Abstract

With the advancements in machine learning (ML) algorithms, microwave dielectric spectroscopy emerged as a potential new technology for biological tissue and material categorization. Recent studies reported the successful utilization of dielectric properties and Cole-Cole parameters. However, the role of the dataset was not investigated. Particularly, both dielectric properties and Cole-Cole parameters are derived from the S parameter response. This work investigates the possibility of using S parameters as a dataset to categorize the rat hepatic tissues into cirrhosis, malignant, and healthy categories. Using S parameters can potentially remove the need to derive the dielectric properties and enable the utilization of microwave structures such as narrow or wideband antennas or resonators. To this end, in vivo dielectric properties and S parameters collected from hepatic tissues were classified using logistic regression (LR) and adaptive boosting (AdaBoost) algorithms. Cole-Cole parameters and a reproduced dielectric property data set were also investigated. Data preprocessing is performed by using standardization and principal component analysis (PCA). Using the AdaBoost algorithm over 93% and 88% accuracy is obtained for dielectric properties and S parameters, respectively.

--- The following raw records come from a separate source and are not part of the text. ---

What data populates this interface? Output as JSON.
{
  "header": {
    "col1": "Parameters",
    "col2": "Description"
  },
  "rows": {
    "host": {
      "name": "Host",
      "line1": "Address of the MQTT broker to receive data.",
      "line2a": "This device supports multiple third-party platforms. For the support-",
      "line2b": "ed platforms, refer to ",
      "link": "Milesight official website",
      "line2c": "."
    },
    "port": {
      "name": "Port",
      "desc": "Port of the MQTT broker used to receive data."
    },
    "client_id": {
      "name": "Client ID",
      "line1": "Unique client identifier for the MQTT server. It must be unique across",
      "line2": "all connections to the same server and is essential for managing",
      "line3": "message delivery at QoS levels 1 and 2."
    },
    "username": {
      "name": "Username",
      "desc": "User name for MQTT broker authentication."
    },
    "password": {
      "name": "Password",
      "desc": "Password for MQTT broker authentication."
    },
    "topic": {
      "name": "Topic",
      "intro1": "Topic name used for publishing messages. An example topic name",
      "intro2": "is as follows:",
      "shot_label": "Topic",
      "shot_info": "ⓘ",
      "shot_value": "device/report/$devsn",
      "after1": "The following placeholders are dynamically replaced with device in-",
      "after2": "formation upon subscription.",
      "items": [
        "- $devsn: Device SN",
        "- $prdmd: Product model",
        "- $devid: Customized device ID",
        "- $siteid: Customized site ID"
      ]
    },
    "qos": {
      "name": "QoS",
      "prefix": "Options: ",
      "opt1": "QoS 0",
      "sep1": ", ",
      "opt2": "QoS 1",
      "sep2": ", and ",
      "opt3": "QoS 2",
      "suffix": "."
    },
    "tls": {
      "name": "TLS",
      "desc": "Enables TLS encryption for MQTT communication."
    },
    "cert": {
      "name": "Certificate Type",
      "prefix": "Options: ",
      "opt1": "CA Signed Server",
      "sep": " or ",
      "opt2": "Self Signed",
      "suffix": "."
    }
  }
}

These results indicate that the classification can be performed with a 5% accuracy decrease indicating that S parameters can be an alternative dataset for tissue classification.

Highlights

  • DIELECTRIC PROPERTY discrepancy between healthy and diseased biological tissues enabled many different applications of electromagnetics in medicine including but not limited to microwave hyperthermia, microwave breast cancer imaging, and microwave blood glucose detection [1,2,3]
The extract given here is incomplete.